The force of it had brought her to her feet, but he sat there smiling up as at the natural tribute of her interest. “I tell you before any one else; it’s not to be ‘out’ for a day or two yet. But we want you to know; she said that as soon as I mentioned to her that I had heard from you. I mention to her everything, you see!”–and he almost simpered while, still in his seat, he held the end of his cigarette, all delicately and as for a form of gentle emphasis, with the tips of his fine fingers. “You’ve not met her, Mary Lindeck, I think: she tells me she hasn’t the pleasure of knowing you, but she desires it so much–particularly longs for it. She’ll take an interest too,” he went on; “you must let me immediately bring her to you. She has heard so much about you and she really wants to see you.”

“Oh mercy me!” poor Julia gasped again–so strangely did history repeat itself and so did this appear the echo, on Murray Brush’s lips, and quite to drollery, of that sympathetic curiosity of Mrs. Drack’s which Mr. Pitman had, as they said, voiced. Well, there had played before her the vision of a ledge of safety in face of a rising tide; but this deepened quickly to a sense more forlorn, the cold swish of waters already up to her waist and that would soon be up to her chin. It came really but from the air of her friend, from the perfect benevolence and high unconsciousness with which he kept his posture–as if to show he could patronize her from below upward quite as well as from above down. And as she took it all in, as it spread to a flood, with the great lumps and masses of truth it was floating, she knew inevitable submission, not to say submersion, as she had never known it in her life; going down and down before it, not even putting out her hands to resist or cling by the way, only reading into the young man’s very face an immense fatality and, for all his bright nobleness his absence of rancor or of protesting pride, the great gray blankness of her doom. It was as if the earnest Miss Lindeck, tall and mild, high and lean, with eye-glasses and a big nose, but “marked” in a noticeable way, elegant and distinguished and refined, as you could see from a mile off, and as graceful, for common despair of imitation, as the curves of the “copy” set of old by one’s writing-master–it was as if this stately well-wisher, whom indeed she had never exchanged a word with, but whom she had recognized and placed and winced at as soon as he spoke of her, figured there beside him now as also in portentous charge of her case.

He had ushered her into it in that way as if his mere right word sufficed; and Julia could see them throne together, beautifully at one in all the interests they now shared, and regard her as an object of almost tender solicitude.
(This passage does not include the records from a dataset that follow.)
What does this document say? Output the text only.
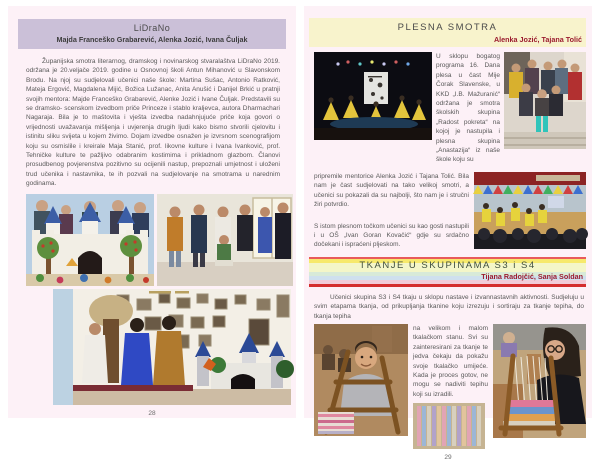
LiDraNo
Majda Franceško Grabarević, Alenka Jozić, Ivana Čuljak

Županijska smotra literarnog, dramskog i novinarskog stvaralaštva LiDraNo 2019. održana je 20.veljače 2019. godine u Osnovnoj školi Antun Mihanović u Slavonskom Brodu. Na njoj su sudjelovali učenici naše škole: Martina Sušac, Antonio Ratković, Mateja Ergović, Magdalena Mijić, Božica Lužanac, Anita Anušić i Danijel Brkić u pratnji svojih mentora: Majde Franceško Grabarević, Alenke Jozić i Ivane Čuljak. Predstavili su se dramsko- scenskom izvedbom priče Princeze i stablo kraljevca, autora Dharmachari Nagaraja. Bila je to maštovita i vješta izvedba nadahnjujuće priče koja govori o vrijednosti uvažavanja mišljenja i uvjerenja drugih ljudi kako bismo stvorili cjelovitu i istinitu sliku svijeta u kojem živimo. Dojam izvedbe osnažen je izvrsnom scenografijom koju su osmislile i kreirale Maja Stanić, prof. likovne kulture i Ivana Ivanković, prof. Tehničke kulture te pažljivo odabranim kostimima i prikladnom glazbom. Članovi prosudbenog povjerenstva pozitivno su ocijenili nastup, prepoznali umjetnost i uloženi trud učenika i nastavnika, te ih pozvali na sudjelovanje na smotrama u narednim godinama.

28
PLESNA SMOTRA
Alenka Jozić, Tajana Tolić

U sklopu bogatog programa 16. Dana plesa u čast Mije Čorak Slavenske, u KKD „I.B. Mažuranić“ održana je smotra školskih skupina „Radost pokreta“ na kojoj je nastupila i plesna skupina „Anastazija“ iz naše škole koju su

pripremile mentorice Alenka Jozić i Tajana Tolić. Bila nam je čast sudjelovati na tako velikoj smotri, a učenici su pokazali da su najbolji, što nam je i stručni žiri potvrdio.

S istom plesnom točkom učenici su kao gosti nastupili i u OŠ „Ivan Goran Kovačić“ gdje su srdačno dočekani i ispraćeni pljeskom.

TKANJE U SKUPINAMA S3 i S4
Tijana Radojčić, Sanja Soldan

Učenici skupina S3 i S4 tkaju u sklopu nastave i izvannastavnih aktivnosti. Sudjeluju u svim etapama tkanja, od prikupljanja tkanine koju izrezuju i sortiraju za tkanje tepiha, do tkanja tepiha

na velikom i malom tkalačkom stanu. Svi su zainteresirani za tkanje te jedva čekaju da pokažu svoje tkalačko umijeće. Kada je proces gotov, ne mogu se nadiviti tepihu koji su izradili.

29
It was positively as if they had become engaged for her good–in such a happy light as it shed. That was the way people you had known, known a bit intimately, looked at you as soon as they took on the high matrimonial propriety that sponged over the more or less wild past to which you belonged, and of which, all of a sudden, they were aware only through some suggestion it made them for reminding you definitely that you still had a place. On her having had a day or two before to meet Mrs. Drack and to rise to her expectation she had seen and felt herself act, had above all admired herself, and had at any rate known what she said, even though losing, at her altitude, any distinctness in the others. She could have repeated later on the detail of her performance–if she hadn’t preferred to keep it with her as a mere locked-up, a mere unhandled treasure. At present, however, as everything was for her at first deadened and vague, true to the general effect of sounds and motions in water, she couldn’t have said afterward what words she spoke, what face she showed, what impression she made–at least till she had pulled herself round to precautions. She only knew she had turned away, and that this movement must have sooner or later determined his rising to join her, his deciding to accept it, gracefully and condoningly–condoningly in respect to her natural emotion, her inevitable little pang–for an intimation that they would be better on their feet.